Massive areas of farmland have indeed been flooded, agriculture and food resources have been wiped away, and houses and lives have been damaged, triggering massive damage, displacing millions, and causing a hunger crisis. Food prices have risen throughout the country as acres of agricultural land have been destroyed by the flood. As stated by the authorities, a food security crisis is on the cards. Rain and deadly floods have destroyed rice and wheat crops, as well as vegetables including tomatoes and onions. They also threaten wheat planting in the coming months, at a time when the world cannot sustain another disruption in grain supply.
Food insecurity is now widespread across Pakistan, though millions of Pakistanis struggled to somehow get food even before the floods. The UN reported in 2008 that 77 million Pakistanis were hungry and 45 million were malnourished. And, while many developing countries have started to recover from the 2007-08 global hunger crisis, Pakistan’s food circumstances have remained poor. Throughout 2010, Pakistan’s main two basic foods, rice, and wheat were 30 to 50 percent more costly than before the global food crisis. Rain, extreme water shortages, and insurgency have increased food insecurity in Pakistan in recent months.
Floods have wiped out and damaged more than 100 bridges and nearly 2000 kilometers of road, killed an estimated 800,000 agricultural animals, and destroyed two million acres of crops and plantations. Imports from many countries are having difficulty reaching Pakistan’s largest population.
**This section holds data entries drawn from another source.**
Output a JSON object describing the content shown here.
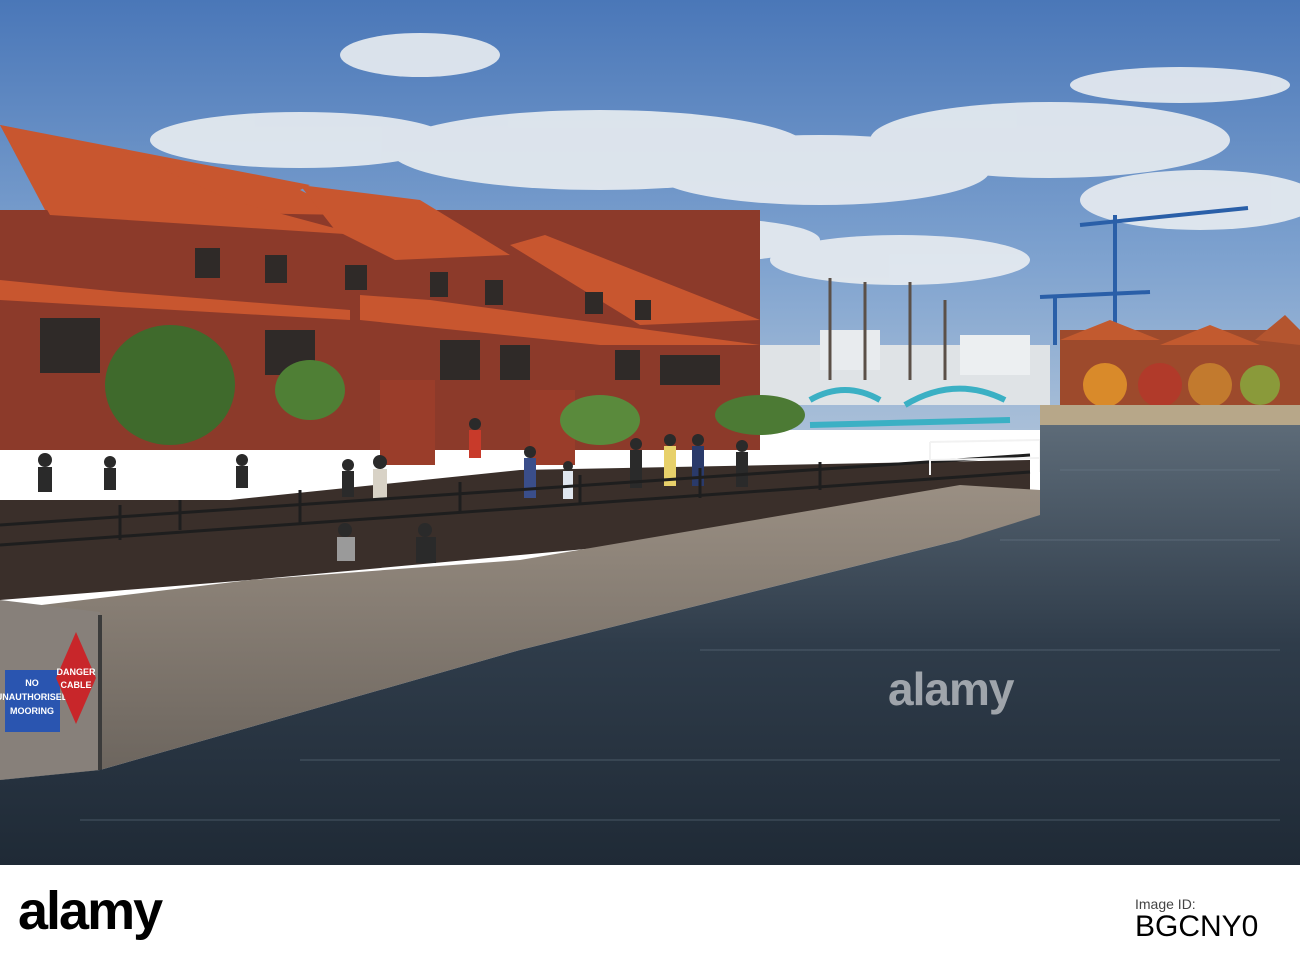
{
  "photo": {
    "description_alt": "",
    "sign_blue": [
      "NO",
      "UNAUTHORISED",
      "MOORING"
    ],
    "sign_red": [
      "DANGER",
      "CABLE"
    ]
  },
  "watermark": {
    "text": "alamy"
  },
  "footer": {
    "logo": "alamy",
    "stock_label": "Image ID:",
    "stock_id": "BGCNY0"
  }
}
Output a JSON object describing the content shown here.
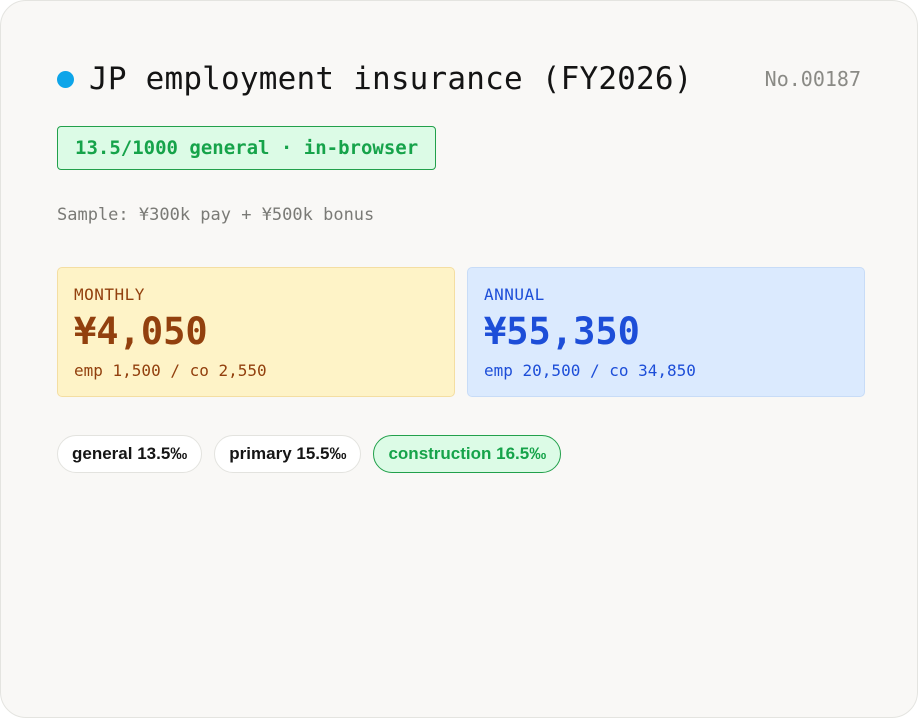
{
  "header": {
    "title": "JP employment insurance (FY2026)",
    "serial": "No.00187",
    "status_color": "#0ea5e9"
  },
  "badge": {
    "label": "13.5/1000 general · in-browser"
  },
  "sample": {
    "text": "Sample: ¥300k pay + ¥500k bonus"
  },
  "stats": {
    "monthly": {
      "label": "MONTHLY",
      "value": "¥4,050",
      "detail": "emp 1,500 / co 2,550",
      "color": "#92400e"
    },
    "annual": {
      "label": "ANNUAL",
      "value": "¥55,350",
      "detail": "emp 20,500 / co 34,850",
      "color": "#1d4ed8"
    }
  },
  "rate_options": [
    {
      "label": "general 13.5‰",
      "selected": false
    },
    {
      "label": "primary 15.5‰",
      "selected": false
    },
    {
      "label": "construction 16.5‰",
      "selected": true
    }
  ],
  "accent_color": "#16a34a"
}
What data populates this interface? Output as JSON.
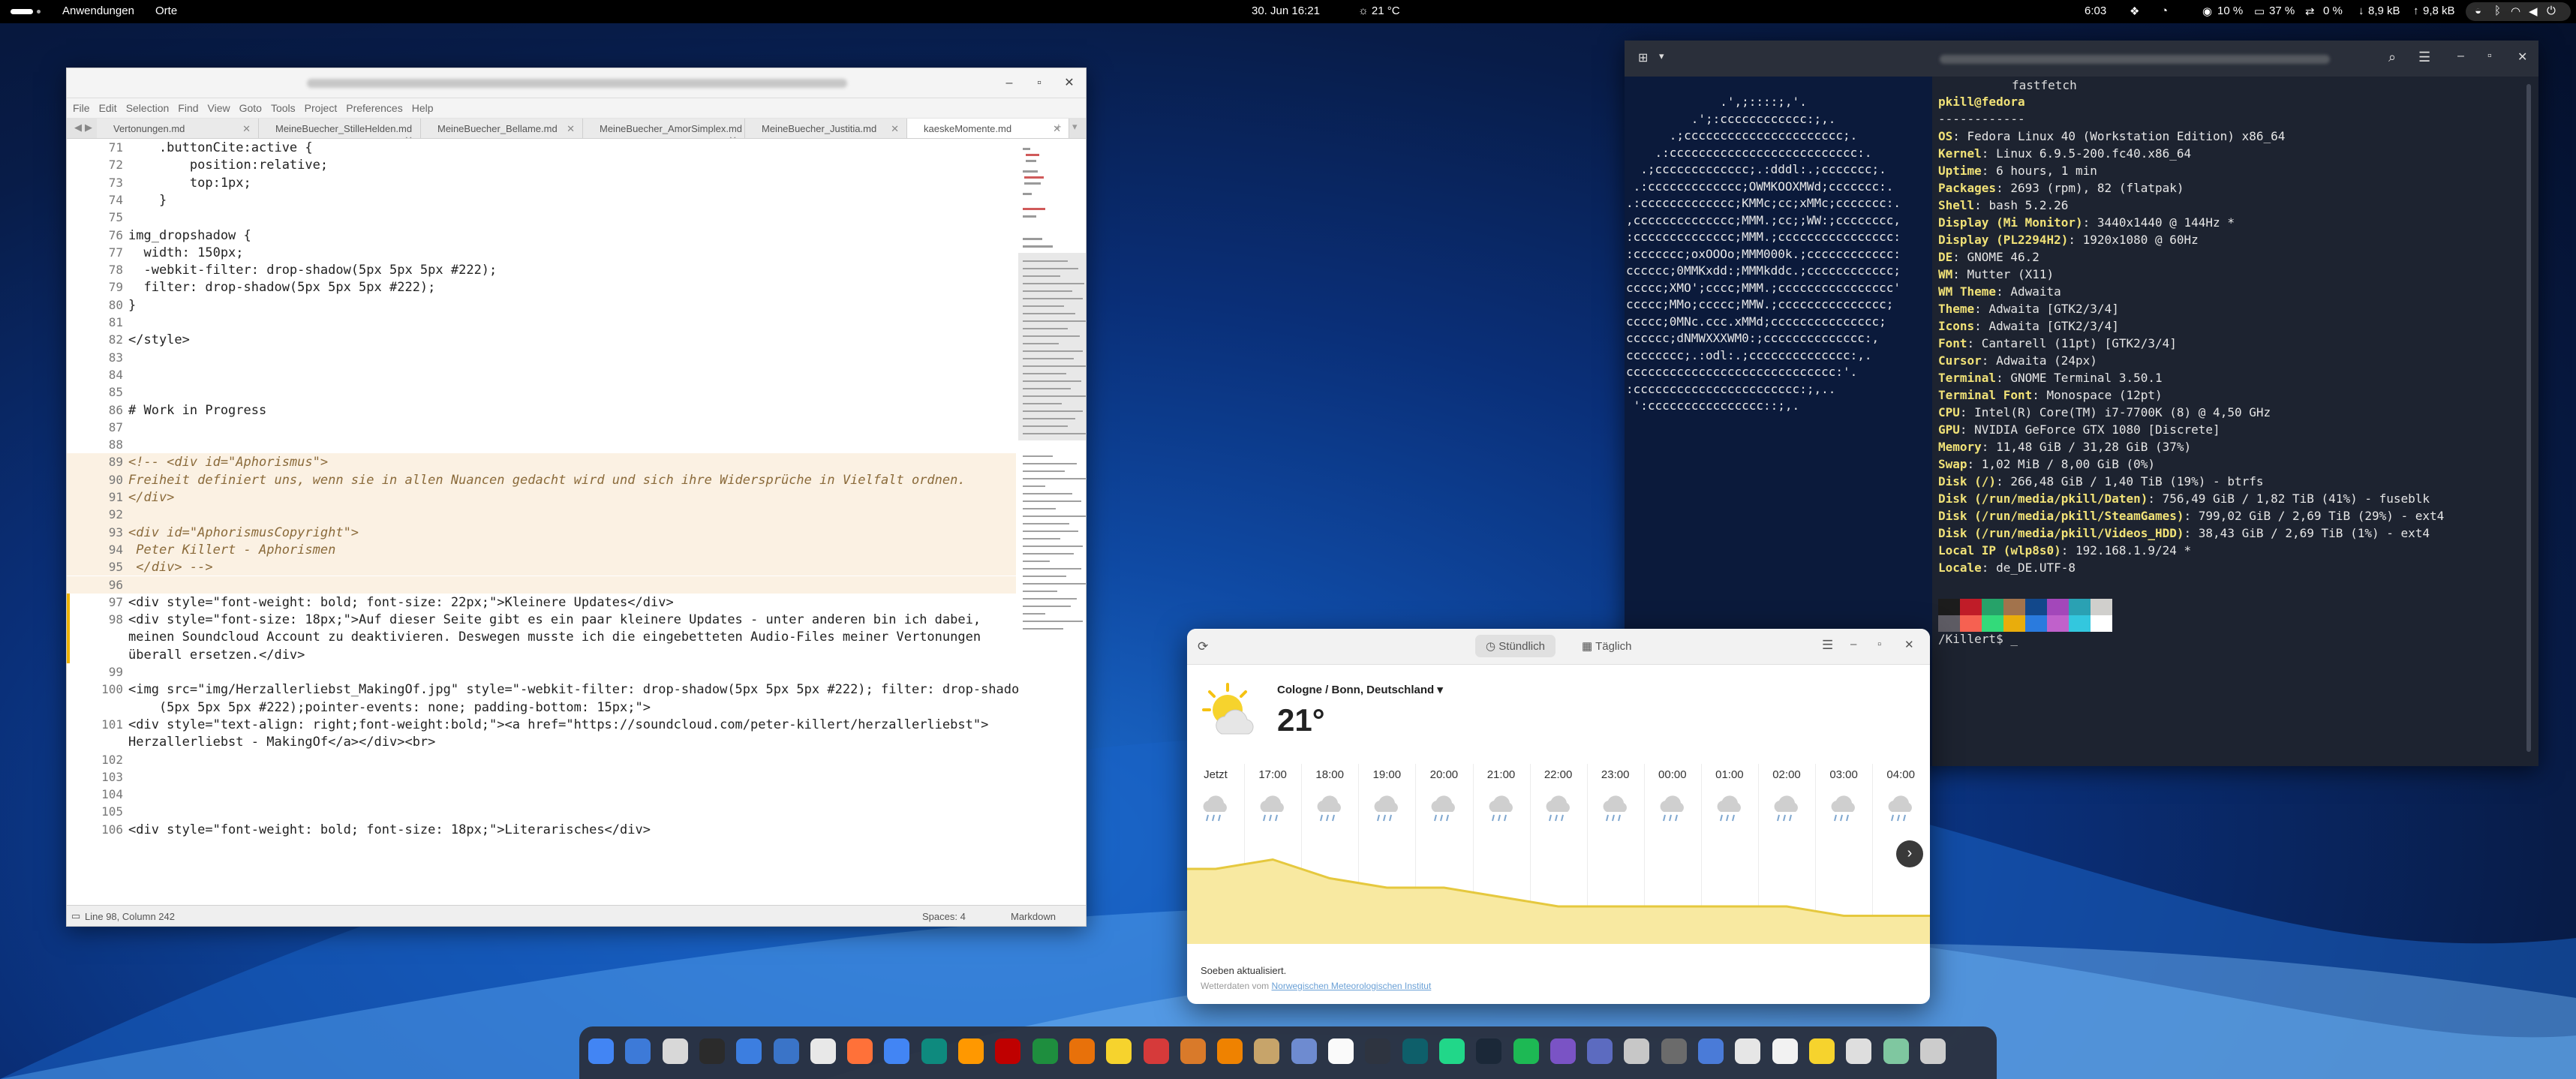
{
  "topbar": {
    "activities": "Anwendungen",
    "places": "Orte",
    "datetime": "30. Jun 16:21",
    "weather": "☼ 21 °C",
    "uptime": "6:03",
    "cpu": "10 %",
    "mem": "37 %",
    "swap": "0 %",
    "net_down": "8,9 kB",
    "net_up": "9,8 kB"
  },
  "editor": {
    "menu": [
      "File",
      "Edit",
      "Selection",
      "Find",
      "View",
      "Goto",
      "Tools",
      "Project",
      "Preferences",
      "Help"
    ],
    "tabs": [
      {
        "label": "Vertonungen.md"
      },
      {
        "label": "MeineBuecher_StilleHelden.md"
      },
      {
        "label": "MeineBuecher_Bellame.md"
      },
      {
        "label": "MeineBuecher_AmorSimplex.md"
      },
      {
        "label": "MeineBuecher_Justitia.md"
      },
      {
        "label": "kaeskeMomente.md",
        "active": true
      }
    ],
    "lines": [
      {
        "n": "71",
        "t": "    .buttonCite:active {"
      },
      {
        "n": "72",
        "t": "        position:relative;"
      },
      {
        "n": "73",
        "t": "        top:1px;"
      },
      {
        "n": "74",
        "t": "    }"
      },
      {
        "n": "75",
        "t": ""
      },
      {
        "n": "76",
        "t": "img_dropshadow {"
      },
      {
        "n": "77",
        "t": "  width: 150px;"
      },
      {
        "n": "78",
        "t": "  -webkit-filter: drop-shadow(5px 5px 5px #222);"
      },
      {
        "n": "79",
        "t": "  filter: drop-shadow(5px 5px 5px #222);"
      },
      {
        "n": "80",
        "t": "}"
      },
      {
        "n": "81",
        "t": ""
      },
      {
        "n": "82",
        "t": "</style>"
      },
      {
        "n": "83",
        "t": ""
      },
      {
        "n": "84",
        "t": ""
      },
      {
        "n": "85",
        "t": ""
      },
      {
        "n": "86",
        "t": "# Work in Progress"
      },
      {
        "n": "87",
        "t": ""
      },
      {
        "n": "88",
        "t": ""
      },
      {
        "n": "89",
        "t": "<!-- <div id=\"Aphorismus\">"
      },
      {
        "n": "90",
        "t": "Freiheit definiert uns, wenn sie in allen Nuancen gedacht wird und sich ihre Widersprüche in Vielfalt ordnen."
      },
      {
        "n": "91",
        "t": "</div>"
      },
      {
        "n": "92",
        "t": ""
      },
      {
        "n": "93",
        "t": "<div id=\"AphorismusCopyright\">"
      },
      {
        "n": "94",
        "t": " Peter Killert - Aphorismen"
      },
      {
        "n": "95",
        "t": " </div> -->"
      },
      {
        "n": "96",
        "t": ""
      },
      {
        "n": "97",
        "t": "<div style=\"font-weight: bold; font-size: 22px;\">Kleinere Updates</div>"
      },
      {
        "n": "98",
        "t": "<div style=\"font-size: 18px;\">Auf dieser Seite gibt es ein paar kleinere Updates - unter anderen bin ich dabei,"
      },
      {
        "n": "",
        "t": "meinen Soundcloud Account zu deaktivieren. Deswegen musste ich die eingebetteten Audio-Files meiner Vertonungen"
      },
      {
        "n": "",
        "t": "überall ersetzen.</div>"
      },
      {
        "n": "99",
        "t": ""
      },
      {
        "n": "100",
        "t": "<img src=\"img/Herzallerliebst_MakingOf.jpg\" style=\"-webkit-filter: drop-shadow(5px 5px 5px #222); filter: drop-shadow"
      },
      {
        "n": "",
        "t": "    (5px 5px 5px #222);pointer-events: none; padding-bottom: 15px;\">"
      },
      {
        "n": "101",
        "t": "<div style=\"text-align: right;font-weight:bold;\"><a href=\"https://soundcloud.com/peter-killert/herzallerliebst\">"
      },
      {
        "n": "",
        "t": "Herzallerliebst - MakingOf</a></div><br>"
      },
      {
        "n": "102",
        "t": ""
      },
      {
        "n": "103",
        "t": ""
      },
      {
        "n": "104",
        "t": ""
      },
      {
        "n": "105",
        "t": ""
      },
      {
        "n": "106",
        "t": "<div style=\"font-weight: bold; font-size: 18px;\">Literarisches</div>"
      }
    ],
    "status": {
      "position": "Line 98, Column 242",
      "spaces": "Spaces: 4",
      "syntax": "Markdown"
    }
  },
  "terminal": {
    "command": "fastfetch",
    "art": [
      "             .',;::::;,'.",
      "         .';:cccccccccccc:;,.",
      "      .;cccccccccccccccccccccc;.",
      "    .:cccccccccccccccccccccccccc:.",
      "  .;ccccccccccccc;.:dddl:.;ccccccc;.",
      " .:ccccccccccccc;OWMKOOXMWd;ccccccc:.",
      ".:ccccccccccccc;KMMc;cc;xMMc;ccccccc:.",
      ",cccccccccccccc;MMM.;cc;;WW:;cccccccc,",
      ":cccccccccccccc;MMM.;cccccccccccccccc:",
      ":ccccccc;oxOOOo;MMM000k.;cccccccccccc:",
      "cccccc;0MMKxdd:;MMMkddc.;cccccccccccc;",
      "ccccc;XMO';cccc;MMM.;cccccccccccccccc'",
      "ccccc;MMo;ccccc;MMW.;ccccccccccccccc;",
      "ccccc;0MNc.ccc.xMMd;ccccccccccccccc;",
      "cccccc;dNMWXXXWM0:;cccccccccccccc:,",
      "cccccccc;.:odl:.;cccccccccccccc:,.",
      "ccccccccccccccccccccccccccccc:'.",
      ":ccccccccccccccccccccccc:;,..",
      " ':cccccccccccccccc::;,."
    ],
    "user": "pkill@fedora",
    "separator": "------------",
    "info": [
      {
        "k": "OS",
        "v": "Fedora Linux 40 (Workstation Edition) x86_64"
      },
      {
        "k": "Kernel",
        "v": "Linux 6.9.5-200.fc40.x86_64"
      },
      {
        "k": "Uptime",
        "v": "6 hours, 1 min"
      },
      {
        "k": "Packages",
        "v": "2693 (rpm), 82 (flatpak)"
      },
      {
        "k": "Shell",
        "v": "bash 5.2.26"
      },
      {
        "k": "Display (Mi Monitor)",
        "v": "3440x1440 @ 144Hz *"
      },
      {
        "k": "Display (PL2294H2)",
        "v": "1920x1080 @ 60Hz"
      },
      {
        "k": "DE",
        "v": "GNOME 46.2"
      },
      {
        "k": "WM",
        "v": "Mutter (X11)"
      },
      {
        "k": "WM Theme",
        "v": "Adwaita"
      },
      {
        "k": "Theme",
        "v": "Adwaita [GTK2/3/4]"
      },
      {
        "k": "Icons",
        "v": "Adwaita [GTK2/3/4]"
      },
      {
        "k": "Font",
        "v": "Cantarell (11pt) [GTK2/3/4]"
      },
      {
        "k": "Cursor",
        "v": "Adwaita (24px)"
      },
      {
        "k": "Terminal",
        "v": "GNOME Terminal 3.50.1"
      },
      {
        "k": "Terminal Font",
        "v": "Monospace (12pt)"
      },
      {
        "k": "CPU",
        "v": "Intel(R) Core(TM) i7-7700K (8) @ 4,50 GHz"
      },
      {
        "k": "GPU",
        "v": "NVIDIA GeForce GTX 1080 [Discrete]"
      },
      {
        "k": "Memory",
        "v": "11,48 GiB / 31,28 GiB (37%)"
      },
      {
        "k": "Swap",
        "v": "1,02 MiB / 8,00 GiB (0%)"
      },
      {
        "k": "Disk (/)",
        "v": "266,48 GiB / 1,40 TiB (19%) - btrfs"
      },
      {
        "k": "Disk (/run/media/pkill/Daten)",
        "v": "756,49 GiB / 1,82 TiB (41%) - fuseblk"
      },
      {
        "k": "Disk (/run/media/pkill/SteamGames)",
        "v": "799,02 GiB / 2,69 TiB (29%) - ext4"
      },
      {
        "k": "Disk (/run/media/pkill/Videos_HDD)",
        "v": "38,43 GiB / 2,69 TiB (1%) - ext4"
      },
      {
        "k": "Local IP (wlp8s0)",
        "v": "192.168.1.9/24 *"
      },
      {
        "k": "Locale",
        "v": "de_DE.UTF-8"
      }
    ],
    "prompt": "/Killert$ _",
    "palette": [
      "#1c1c1c",
      "#c01c28",
      "#26a269",
      "#a2734c",
      "#12488b",
      "#a347ba",
      "#2aa1b3",
      "#d0cfcc",
      "#5e5c64",
      "#f66151",
      "#33da7a",
      "#e9ad0c",
      "#2a7bde",
      "#c061cb",
      "#33c7de",
      "#ffffff"
    ]
  },
  "weather": {
    "tab_hourly": "Stündlich",
    "tab_daily": "Täglich",
    "location": "Cologne / Bonn, Deutschland",
    "temp": "21°",
    "hours": [
      {
        "time": "Jetzt",
        "temp": "20°"
      },
      {
        "time": "17:00",
        "temp": "21°"
      },
      {
        "time": "18:00",
        "temp": "19°"
      },
      {
        "time": "19:00",
        "temp": "18°"
      },
      {
        "time": "20:00",
        "temp": "18°"
      },
      {
        "time": "21:00",
        "temp": "17°"
      },
      {
        "time": "22:00",
        "temp": "16°"
      },
      {
        "time": "23:00",
        "temp": "16°"
      },
      {
        "time": "00:00",
        "temp": "16°"
      },
      {
        "time": "01:00",
        "temp": "16°"
      },
      {
        "time": "02:00",
        "temp": "16°"
      },
      {
        "time": "03:00",
        "temp": "15°"
      },
      {
        "time": "04:00",
        "temp": "15°"
      }
    ],
    "updated": "Soeben aktualisiert.",
    "source_prefix": "Wetterdaten vom ",
    "source_link": "Norwegischen Meteorologischen Institut"
  },
  "dock": {
    "apps": [
      "chrome-icon",
      "mail-icon",
      "calendar-icon",
      "terminal-icon",
      "files-icon",
      "vscode-icon",
      "steam-like-icon",
      "firefox-icon",
      "chrome2-icon",
      "edge-icon",
      "sublime-icon",
      "filezilla-icon",
      "sheets-icon",
      "slides-icon",
      "notes-icon",
      "affinity-icon",
      "blender-icon",
      "vlc-icon",
      "image-icon",
      "paint-icon",
      "mapmaker-icon",
      "calculator-icon",
      "book-icon",
      "pycharm-icon",
      "steam-icon",
      "spotify-icon",
      "obsidian-icon",
      "store-icon",
      "pdf-icon",
      "settings-icon",
      "extensions-icon",
      "texteditor-icon",
      "document-icon",
      "weather-icon",
      "document2-icon",
      "trash-icon",
      "grid-icon"
    ]
  }
}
Pakistan already has one of the region’s highest price inflation, with consumer price rises reaching a 14-year high of nearly 25% in July. Another challenge will be sowing the wheat crop for the coming year, which starts in October. Prior to the floods, Pakistan was in discussions with Russia about importing wheat. The current regime is facing a wheat shortage of approximately 2.6 million tonnes.
International aid is however working its way through. The World Food Program-WFP is indeed trying to increase food assistance to Pakistan, with the objective of reaching around 500,000 people in the most affected provinces. Unfortunately, distributions are hindered since floodwaters block access across the country.
A new international published book by the Wilson Center’s Asia Program also explored the country’s food insecurity. Food supply difficulties, access constraints, government issues, social and economic elements, gendered and growing inequality, and international responses are all studied.
Declare hunger as a national security concern. Since some of Pakistan’s most food-insecure regions are really extremist areas, hunger should be connected to defense, and public funding for food distribution projects should be expanded. Invest in agriculture so that Pakistan’s agricultural economy is not centered solely on wheat and rice.
Pakistan should spend more and more on crops that require less water and are more nutritious. We should consider schools the central focus of food aid and distribution. Using schools as a distribution hub for food provides powerful encouragement to parents to bring their kids to school. Start taking care of the organizational characteristics. Strengthening agricultural institutions, facilities, and storage facilities, as well as injecting funds into a stagnant farming sector, are all essential for making Pakistan more food secure. Food insecurity will continue unless Pakistan does not solve poverty, and deprivation, and established political interests in agriculture.